The fact that a number of different prognostic models for prediction of outcome in patients with TBI are available with different sets of predictors and outcomes used provides clinicians and researchers with a range of choices. The decision on which model to use in specific settings and situations could be made according to the above mentioned factors and will be in most situations driven by availability of predictor values and/or the desired outcome to be predicted. In order to maintain and extend the range of available models it is of cardinal importance that the models will be continuously validated in external settings and updated using more recent data.

We acknowledge that this study has some limitations. S ome measures and variables may not exactly match with the development data. For example, some measures differ as to the timing of their assessment (e.g. GCS at randomization in the CRASH dataset is compared to GCS at trauma room in the INRO-PH dataset). Furthermore, there might be other differences such as methodology of assessment of six month outcome, which tends to differ between studies, related to outcome distribution and predictor effects [10].

In the CRASH model a relatively loose definition of MEI is used: “an injury requiring hospital admission within its own right” [21]. Such a broad definition may include various types of injuries in various settings. In our study we defined MEI as any injury with an AIS > 2 and thus the actual injuries considered as MEI in CRASH and in our study may differ.

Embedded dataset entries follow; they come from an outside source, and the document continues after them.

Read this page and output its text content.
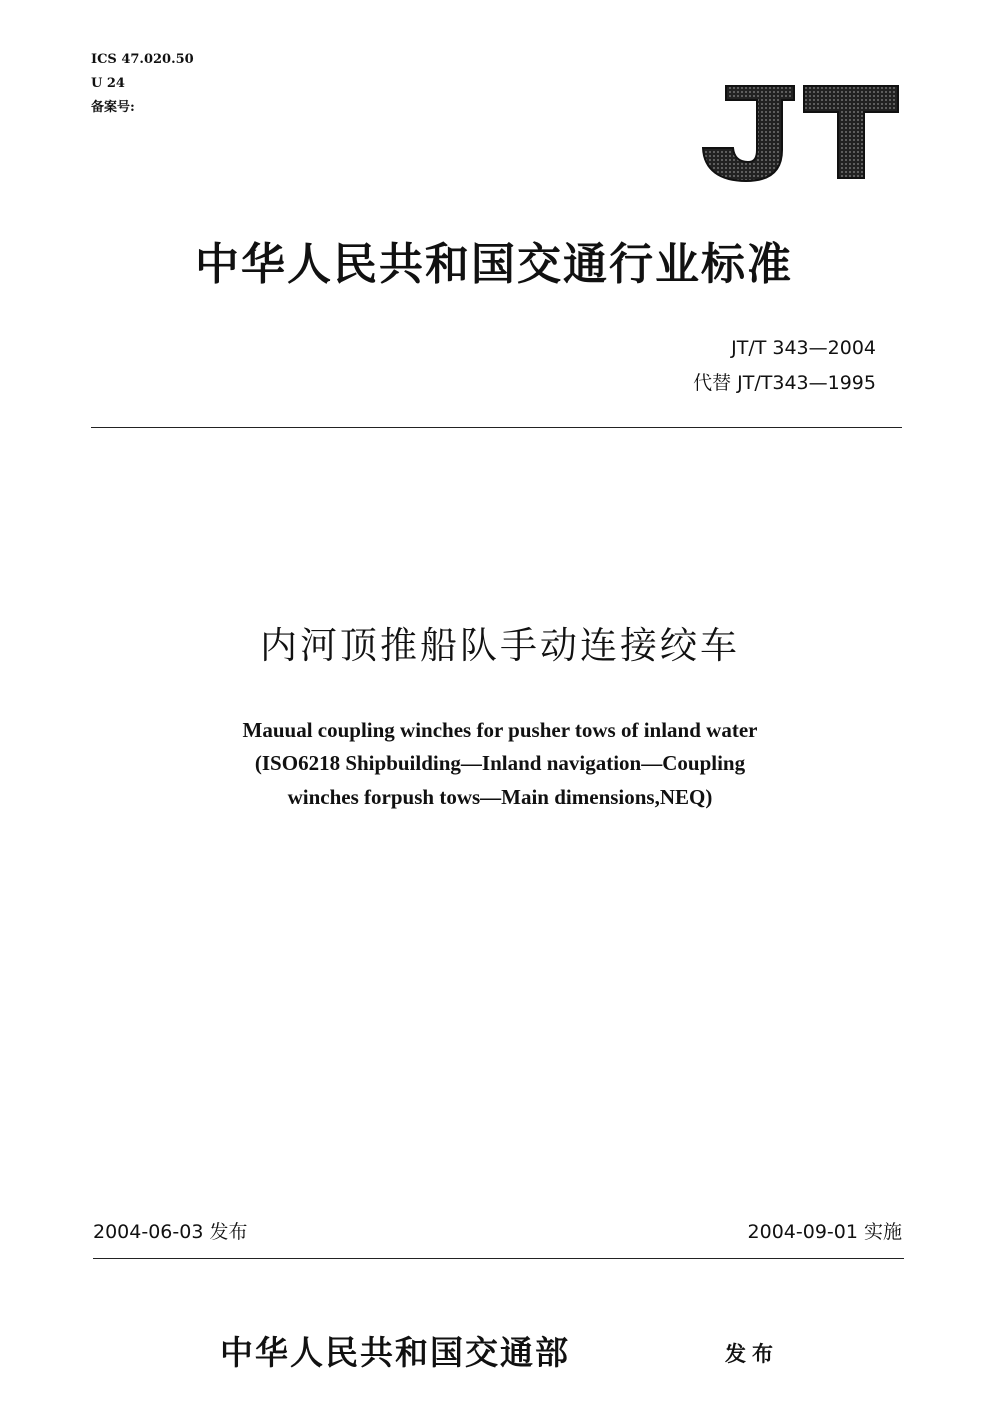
ICS 47.020.50
U 24
备案号:
JT
中华人民共和国交通行业标准
JT/T 343—2004
代替 JT/T343—1995
内河顶推船队手动连接绞车
Mauual coupling winches for pusher tows of inland water
(ISO6218 Shipbuilding—Inland navigation—Coupling
winches forpush tows—Main dimensions,NEQ)
2004-06-03 发布	2004-09-01 实施
中华人民共和国交通部	发布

The findings of this study should not be generalized without cautious considerations. Prognostic models should be seen as tools to predict outcomes in clusters of patients with certain characteristics and may thus aid clinical, research and policy work. The findings of this study inherit these characteristics and they should be interpreted and used in such context.

In conclusion, all the prognostic models we validated in this study possess good discriminative ability for prediction of six month outcome in patients with moderate or severe TBI but outcomes were systemically better than predicted. After adjustment for this under prediction in locally adapted models, these may well be used for recent TBI patients.